Pseudo-Brownian spring attractor organic gradient

The truth is for this image above I tied a new particle to our moving pseudo-Brownian attractor with a spring force, what we see is the trajectories of such particles, hence the seemingly smooth and circular overall motion.

Modes, size and opacity

Based on those findings, I kept exploring.

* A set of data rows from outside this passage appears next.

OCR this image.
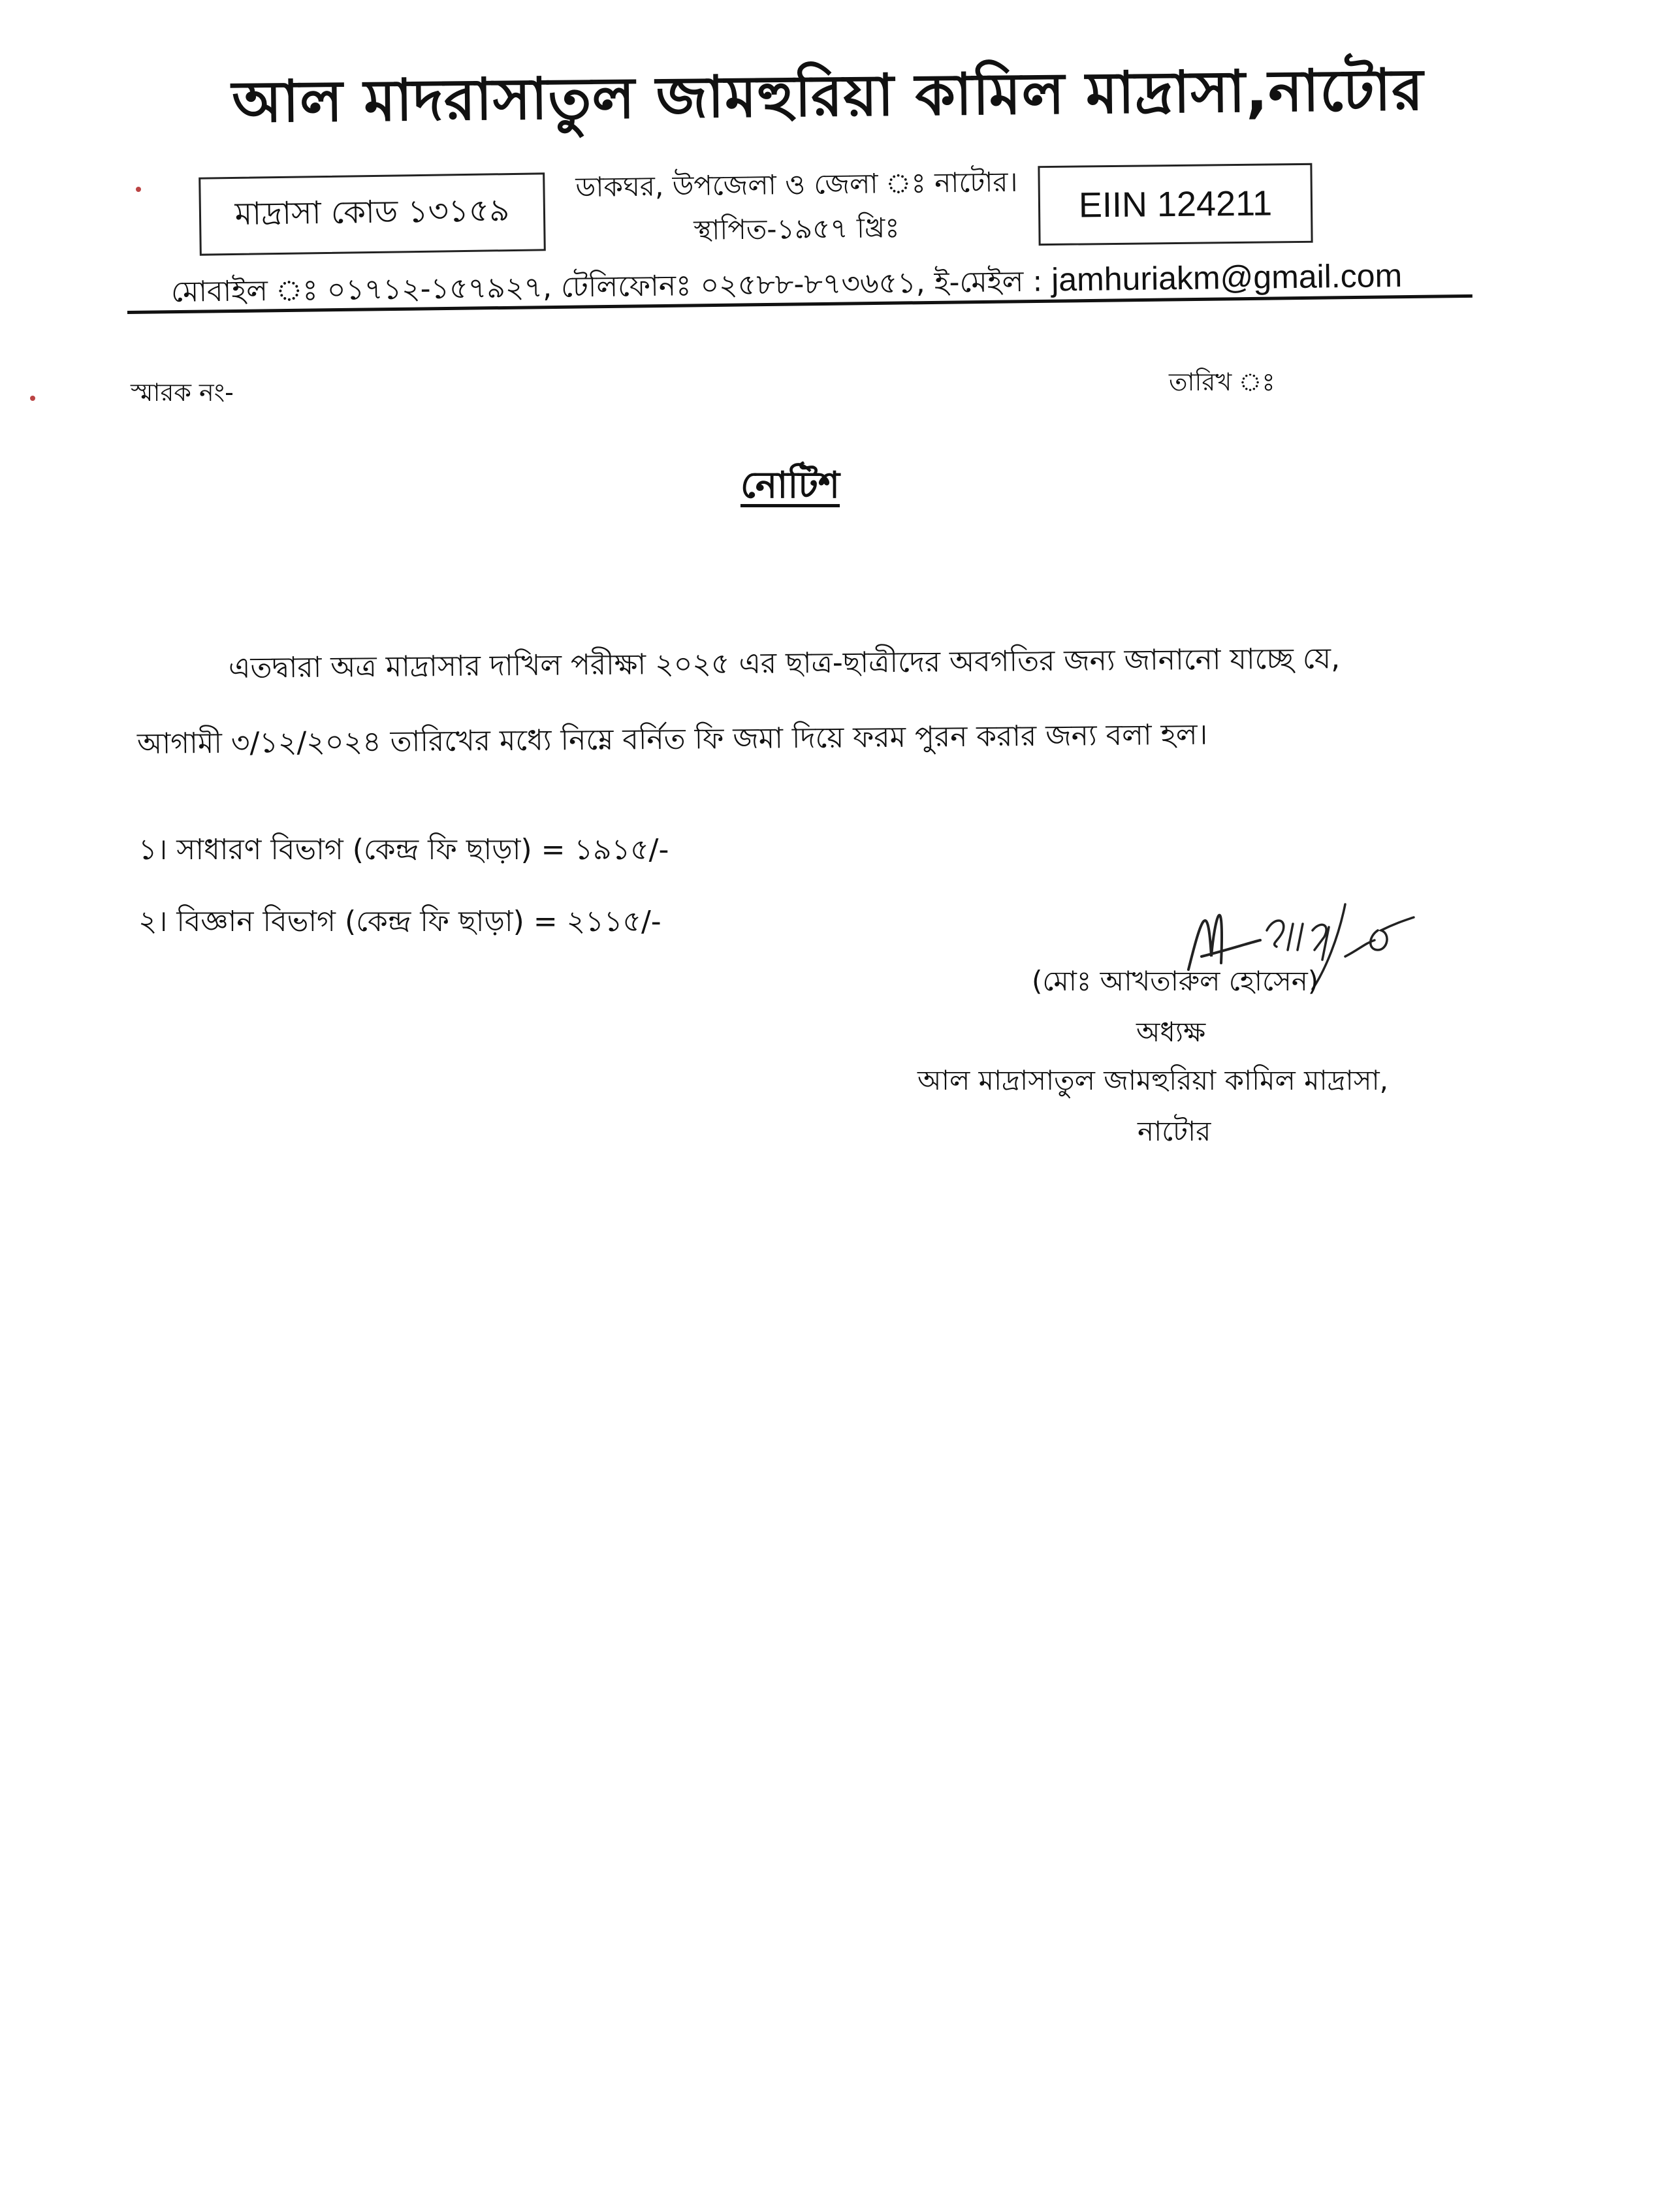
আল মাদরাসাতুল জামহুরিয়া কামিল মাদ্রাসা,নাটোর
মাদ্রাসা কোড ১৩১৫৯
ডাকঘর, উপজেলা ও জেলা ঃ নাটোর।
স্থাপিত-১৯৫৭ খ্রিঃ
EIIN 124211
মোবাইল ঃ ০১৭১২-১৫৭৯২৭, টেলিফোনঃ ০২৫৮৮-৮৭৩৬৫১, ই-মেইল : jamhuriakm@gmail.com
স্মারক নং-	তারিখ ঃ
নোটিশ
এতদ্বারা অত্র মাদ্রাসার দাখিল পরীক্ষা ২০২৫ এর ছাত্র-ছাত্রীদের অবগতির জন্য জানানো যাচ্ছে যে,
আগামী ৩/১২/২০২৪ তারিখের মধ্যে নিম্নে বর্নিত ফি জমা দিয়ে ফরম পুরন করার জন্য বলা হল।
১। সাধারণ বিভাগ (কেন্দ্র ফি ছাড়া) = ১৯১৫/-
২। বিজ্ঞান বিভাগ (কেন্দ্র ফি ছাড়া) = ২১১৫/-
(মোঃ আখতারুল হোসেন)
অধ্যক্ষ
আল মাদ্রাসাতুল জামহুরিয়া কামিল মাদ্রাসা,
নাটোর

Even after adding more particles, with different sizes and colors, I could not quite converge on anything satisfactory. Dang.

Taking a break on the balcony, looking a the water surface of the vibrant blue swimming pool without really paying attention…

Bam!
Modes.
There is a spatial pattern in those wavelets, a characteristic dimension. It’s not a mess, like a white noise, there is some inner order.

So I tried to apply a random mode between 1 and 10 to each particle, and based on their mode I acted on their drawn properties:

  • size: the higher the mode, the bigger the dot
  • opacity: the higher the mode, the lower the opacity

This means tiny dots are drawn with a sharp opaque brush – relatively opaque, we’re talking 5% maximum because we use many particles – and bigger dots are more blurry.

let a1 = 0.04, a2 = 0.001, // The smaller the neater
    m1 = 1, m2 = this.maxMode

a = a1 + (a2 - a1) * (particle.mode - m1) / (m2 - m1)

The equation above (code language ES6) is just a decreasing linear function where A is the alpha channel in HSLA color space – a variable for opacity/transparency – and m stands for mode.

You instantly get a feeling of depth, like the focus of a camera. At first it felt like the closest particles were rain droplets painted on a window with heavier rain in the background!

Iteration “fun”-in-djerba-1986-2808-1551794389842

This was because between mode 1 and mode 2 the radius was doubled (I had other values of a1 and a2 than those written in the previous code), and only a few particles had mode 1, so the ‘mode 1 layer’ was overly predominant.

Iteration “fun”-in-djerba-1986-2808-1551799476233

By changing the law to something still linear but less violent in terms of scale, it looked nicer.

r = 1.5 * (1 + p.mode/2) * this.dataToImageRatio

Also, I arranged that 50% of all particles have mode 1.

let mode = Math.random() > 0.5 ? 1 : 1 + Math.ceil((this.maxMode - 1) * Math.random())

Last but not least, in my previous definition of the pseudo-Brownian noise, I chose a random module for the acceleration vector.

let brownianAngle = 2 * Math.PI * Math.random()
let brownianModule = 10 * p.mode * Math.random()
let xAcc = brownianModule * Math.cos(brownianAngle)
let yAcc = brownianModule * Math.sin(brownianAngle)

This means all the values between 0 and the maximum can be set. Removing the random factor cleared all the background from small-scale displacements of bigger particles. As a consequence, nice organic patterns emerged after only a few computational steps!

Iteration “fun”-in-djerba-1986-2808-1551800465930


Applying some Speed Light Factor (article), gives the water a subtle motion effect in a certain direction.

To the final artwork

You might have noticed the black hole on the artwork.
This was done with superimposition of two canvases, the one with the water background, and the one with the hole.

The hole is made of dots with radially decreasing sizes.
To get control over the hole dimension and its sharpness, I used the very handy following function for transitions:

r_{dot} = r_{max} \cdot \frac { e^{ - \frac{r - r_0}{spread} } } { 1+e^{- \frac{r - r_0}{spread}} }


With the final water background and hole, I could piece the final piece.

Fun in Djerba

Conclude-sion

Despite this article being a bit less detailed than my previous article on a creative process that led me to Djerba Sunset Phoenix, I have explained how I came to play with pseudo-Brownian modes with a goal: painting water with particles.

This was a first adventure with water and there is much room for improvement. With this new recipe for organic patterns with particles, I have been able to work on richer background gradients, or re-draw pictures with force field information and particles Browian-wandering around.

Work in progress dame-recherche-2979-4212-1552572038408


Alright folks thanks a lot for reading!